For a given survey, what is the "absorber survey space"? What measured quantities are used to quantify the absorber space?
What constitutes the "fundamental attributes" of a survey (consider Figure 31.5)? Why is it important to define these attributes and to clearly communicate them when you publish your work?
In your own words describe (i) the total redshift path of the survey, (ii) the redshift sensitivity path of the survey, and (iii) the absorber redshift sensitivity array of the survey.
What is the conversion from redshift paths to co-moving redshift paths for the quantities mentioned in Problem 5?
There are at least two ways to compute the absorber redshift sensitivity array of the survey. Compare and contrast the "dichotomic detection threshold array" and the "completeness weighted sensitivity array". What are the advantages and disadvantages of either (or both)?

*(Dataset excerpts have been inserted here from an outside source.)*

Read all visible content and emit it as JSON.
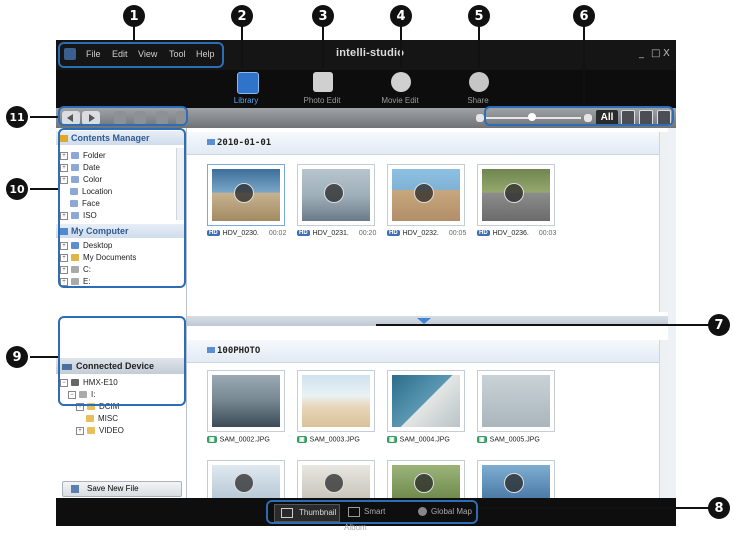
{
  "app": {
    "brand": "intelli-studio",
    "menu": [
      "File",
      "Edit",
      "View",
      "Tool",
      "Help"
    ],
    "window_buttons": [
      "_",
      "□",
      "X"
    ]
  },
  "modes": [
    {
      "label": "Library",
      "icon": "library-icon",
      "color": "#4a90d9"
    },
    {
      "label": "Photo Edit",
      "icon": "photo-edit-icon",
      "color": "#cfcfcf"
    },
    {
      "label": "Movie Edit",
      "icon": "movie-edit-icon",
      "color": "#cfcfcf"
    },
    {
      "label": "Share",
      "icon": "share-globe-icon",
      "color": "#cfcfcf"
    }
  ],
  "view_filter": {
    "all_label": "All"
  },
  "contents_manager": {
    "title": "Contents Manager",
    "items": [
      "Folder",
      "Date",
      "Color",
      "Location",
      "Face",
      "ISO"
    ]
  },
  "my_computer": {
    "title": "My Computer",
    "items": [
      "Desktop",
      "My Documents",
      "C:",
      "E:"
    ]
  },
  "connected_device": {
    "title": "Connected Device",
    "device": "HMX-E10",
    "drive": "I:",
    "folders": [
      "DCIM",
      "MISC",
      "VIDEO"
    ]
  },
  "save_new_file": "Save New File",
  "section1": {
    "title": "2010-01-01",
    "items": [
      {
        "badge": "HD",
        "name": "HDV_0230.",
        "duration": "00:02"
      },
      {
        "badge": "HD",
        "name": "HDV_0231.",
        "duration": "00:20"
      },
      {
        "badge": "HD",
        "name": "HDV_0232.",
        "duration": "00:05"
      },
      {
        "badge": "HD",
        "name": "HDV_0236.",
        "duration": "00:03"
      }
    ]
  },
  "section2": {
    "title": "100PHOTO",
    "items": [
      {
        "name": "SAM_0002.JPG"
      },
      {
        "name": "SAM_0003.JPG"
      },
      {
        "name": "SAM_0004.JPG"
      },
      {
        "name": "SAM_0005.JPG"
      }
    ]
  },
  "bottom_tabs": [
    "Thumbnail",
    "Smart Album",
    "Global Map"
  ],
  "callouts": [
    "1",
    "2",
    "3",
    "4",
    "5",
    "6",
    "7",
    "8",
    "9",
    "10",
    "11"
  ],
  "colors": {
    "accent": "#2c6db5",
    "callout": "#111111",
    "titlebar": "#151515",
    "hd_badge": "#3f6fb6",
    "photo_badge": "#3a9b63"
  }
}
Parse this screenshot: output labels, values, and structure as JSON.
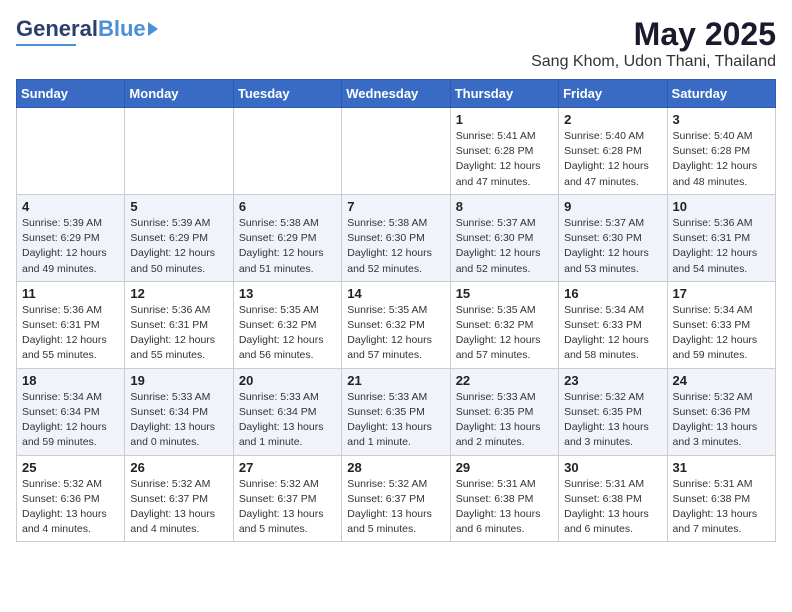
{
  "header": {
    "logo_general": "General",
    "logo_blue": "Blue",
    "title": "May 2025",
    "subtitle": "Sang Khom, Udon Thani, Thailand"
  },
  "weekdays": [
    "Sunday",
    "Monday",
    "Tuesday",
    "Wednesday",
    "Thursday",
    "Friday",
    "Saturday"
  ],
  "weeks": [
    [
      {
        "day": "",
        "info": ""
      },
      {
        "day": "",
        "info": ""
      },
      {
        "day": "",
        "info": ""
      },
      {
        "day": "",
        "info": ""
      },
      {
        "day": "1",
        "info": "Sunrise: 5:41 AM\nSunset: 6:28 PM\nDaylight: 12 hours\nand 47 minutes."
      },
      {
        "day": "2",
        "info": "Sunrise: 5:40 AM\nSunset: 6:28 PM\nDaylight: 12 hours\nand 47 minutes."
      },
      {
        "day": "3",
        "info": "Sunrise: 5:40 AM\nSunset: 6:28 PM\nDaylight: 12 hours\nand 48 minutes."
      }
    ],
    [
      {
        "day": "4",
        "info": "Sunrise: 5:39 AM\nSunset: 6:29 PM\nDaylight: 12 hours\nand 49 minutes."
      },
      {
        "day": "5",
        "info": "Sunrise: 5:39 AM\nSunset: 6:29 PM\nDaylight: 12 hours\nand 50 minutes."
      },
      {
        "day": "6",
        "info": "Sunrise: 5:38 AM\nSunset: 6:29 PM\nDaylight: 12 hours\nand 51 minutes."
      },
      {
        "day": "7",
        "info": "Sunrise: 5:38 AM\nSunset: 6:30 PM\nDaylight: 12 hours\nand 52 minutes."
      },
      {
        "day": "8",
        "info": "Sunrise: 5:37 AM\nSunset: 6:30 PM\nDaylight: 12 hours\nand 52 minutes."
      },
      {
        "day": "9",
        "info": "Sunrise: 5:37 AM\nSunset: 6:30 PM\nDaylight: 12 hours\nand 53 minutes."
      },
      {
        "day": "10",
        "info": "Sunrise: 5:36 AM\nSunset: 6:31 PM\nDaylight: 12 hours\nand 54 minutes."
      }
    ],
    [
      {
        "day": "11",
        "info": "Sunrise: 5:36 AM\nSunset: 6:31 PM\nDaylight: 12 hours\nand 55 minutes."
      },
      {
        "day": "12",
        "info": "Sunrise: 5:36 AM\nSunset: 6:31 PM\nDaylight: 12 hours\nand 55 minutes."
      },
      {
        "day": "13",
        "info": "Sunrise: 5:35 AM\nSunset: 6:32 PM\nDaylight: 12 hours\nand 56 minutes."
      },
      {
        "day": "14",
        "info": "Sunrise: 5:35 AM\nSunset: 6:32 PM\nDaylight: 12 hours\nand 57 minutes."
      },
      {
        "day": "15",
        "info": "Sunrise: 5:35 AM\nSunset: 6:32 PM\nDaylight: 12 hours\nand 57 minutes."
      },
      {
        "day": "16",
        "info": "Sunrise: 5:34 AM\nSunset: 6:33 PM\nDaylight: 12 hours\nand 58 minutes."
      },
      {
        "day": "17",
        "info": "Sunrise: 5:34 AM\nSunset: 6:33 PM\nDaylight: 12 hours\nand 59 minutes."
      }
    ],
    [
      {
        "day": "18",
        "info": "Sunrise: 5:34 AM\nSunset: 6:34 PM\nDaylight: 12 hours\nand 59 minutes."
      },
      {
        "day": "19",
        "info": "Sunrise: 5:33 AM\nSunset: 6:34 PM\nDaylight: 13 hours\nand 0 minutes."
      },
      {
        "day": "20",
        "info": "Sunrise: 5:33 AM\nSunset: 6:34 PM\nDaylight: 13 hours\nand 1 minute."
      },
      {
        "day": "21",
        "info": "Sunrise: 5:33 AM\nSunset: 6:35 PM\nDaylight: 13 hours\nand 1 minute."
      },
      {
        "day": "22",
        "info": "Sunrise: 5:33 AM\nSunset: 6:35 PM\nDaylight: 13 hours\nand 2 minutes."
      },
      {
        "day": "23",
        "info": "Sunrise: 5:32 AM\nSunset: 6:35 PM\nDaylight: 13 hours\nand 3 minutes."
      },
      {
        "day": "24",
        "info": "Sunrise: 5:32 AM\nSunset: 6:36 PM\nDaylight: 13 hours\nand 3 minutes."
      }
    ],
    [
      {
        "day": "25",
        "info": "Sunrise: 5:32 AM\nSunset: 6:36 PM\nDaylight: 13 hours\nand 4 minutes."
      },
      {
        "day": "26",
        "info": "Sunrise: 5:32 AM\nSunset: 6:37 PM\nDaylight: 13 hours\nand 4 minutes."
      },
      {
        "day": "27",
        "info": "Sunrise: 5:32 AM\nSunset: 6:37 PM\nDaylight: 13 hours\nand 5 minutes."
      },
      {
        "day": "28",
        "info": "Sunrise: 5:32 AM\nSunset: 6:37 PM\nDaylight: 13 hours\nand 5 minutes."
      },
      {
        "day": "29",
        "info": "Sunrise: 5:31 AM\nSunset: 6:38 PM\nDaylight: 13 hours\nand 6 minutes."
      },
      {
        "day": "30",
        "info": "Sunrise: 5:31 AM\nSunset: 6:38 PM\nDaylight: 13 hours\nand 6 minutes."
      },
      {
        "day": "31",
        "info": "Sunrise: 5:31 AM\nSunset: 6:38 PM\nDaylight: 13 hours\nand 7 minutes."
      }
    ]
  ]
}
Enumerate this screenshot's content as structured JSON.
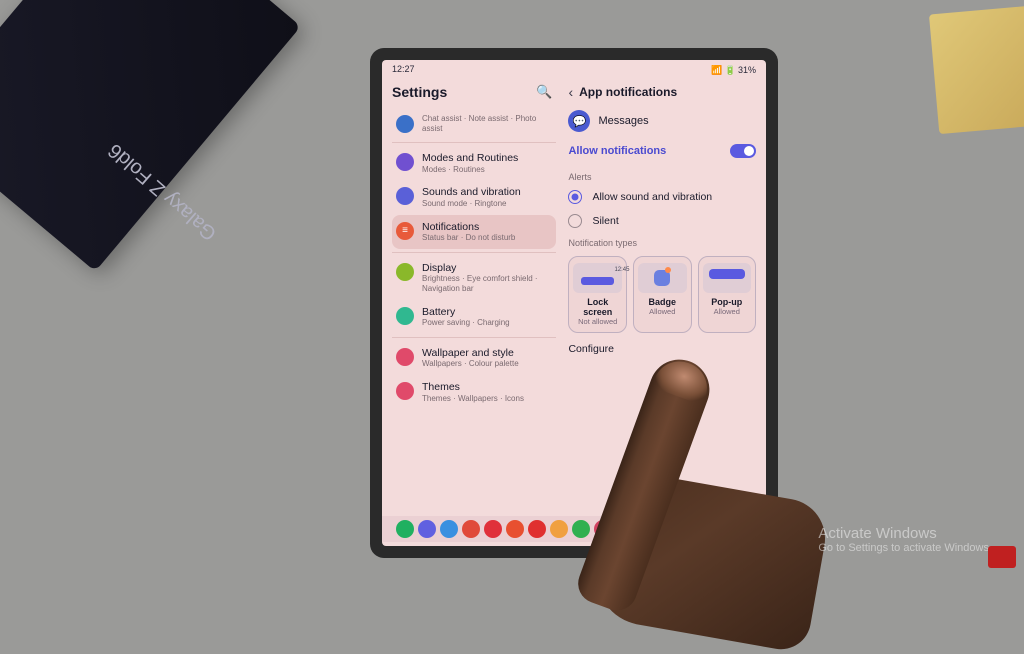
{
  "env": {
    "background_device": "Galaxy Z Fold6",
    "watermark": {
      "line1": "Activate Windows",
      "line2": "Go to Settings to activate Windows."
    }
  },
  "status": {
    "time": "12:27",
    "battery": "31%",
    "icons": "📶 🔋"
  },
  "settings": {
    "title": "Settings",
    "items": [
      {
        "name": "Chat assist",
        "sub": "Chat assist · Note assist · Photo assist",
        "color": "#3a70c8"
      },
      {
        "name": "Modes and Routines",
        "sub": "Modes · Routines",
        "color": "#7050d0"
      },
      {
        "name": "Sounds and vibration",
        "sub": "Sound mode · Ringtone",
        "color": "#5a60d8"
      },
      {
        "name": "Notifications",
        "sub": "Status bar · Do not disturb",
        "color": "#e85a3a",
        "glyph": "≡",
        "selected": true
      },
      {
        "name": "Display",
        "sub": "Brightness · Eye comfort shield · Navigation bar",
        "color": "#8ab82a"
      },
      {
        "name": "Battery",
        "sub": "Power saving · Charging",
        "color": "#30b890"
      },
      {
        "name": "Wallpaper and style",
        "sub": "Wallpapers · Colour palette",
        "color": "#e04a6a"
      },
      {
        "name": "Themes",
        "sub": "Themes · Wallpapers · Icons",
        "color": "#e04a6a"
      }
    ]
  },
  "detail": {
    "title": "App notifications",
    "app": {
      "name": "Messages"
    },
    "allow": {
      "label": "Allow notifications",
      "enabled": true
    },
    "alerts": {
      "heading": "Alerts",
      "options": [
        {
          "label": "Allow sound and vibration",
          "selected": true
        },
        {
          "label": "Silent",
          "selected": false
        }
      ]
    },
    "types": {
      "heading": "Notification types",
      "cards": [
        {
          "name": "Lock screen",
          "sub": "Not allowed",
          "preview_time": "12:45"
        },
        {
          "name": "Badge",
          "sub": "Allowed"
        },
        {
          "name": "Pop-up",
          "sub": "Allowed"
        }
      ]
    },
    "configure": "Configure"
  },
  "taskbar_colors": [
    "#20b060",
    "#6060e0",
    "#3a90e0",
    "#e04a3a",
    "#e0303a",
    "#e85030",
    "#e03030",
    "#f0a040",
    "#30b050",
    "#d04060",
    "#cccccc",
    "#cccccc"
  ]
}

Describe what an "absorber subspace" is and how defining these subspaces is a tool for exploring and quantifying evolution in absorbers of various properties. Give at least two examples of absorber subspaces.
In large surveys, automated finding algorithms are required. In the context of such algorithms, what is "response bias" and what are some source of response bias? One form of response bias is a "false positive" detection. What are false positives?
Explain the difference between the "observed counts" in an absorber subspace and the "cosmically true" (or "real") number of absorbers in that absorber subspace. Describe the main steps, both automated and human, that are undertaken so that the cosmically true counts can be estimated from the observed counts.
Consider Equation 31.28, which provides the final estimate for the cosmically true number of absorbers in a survey subspace. Qualitatively explain this equation: (i) describe what the numerator quantities/corrections are from left to right, (ii) describe the denominator quantities/corrections, (iii) describe how the ratio provides the estimated cosmically true number.
Though a great deal of formalism has been developed in this chapter, the methods of applying the correction can be highly simplified, modeled, and parameterized using Monte Carlo simulations. Consider Figures 31.10 and 31.11 and describe how these results can be applied to implement the corrections required to estimate the cosmically true absorber counts in an absorber subspace.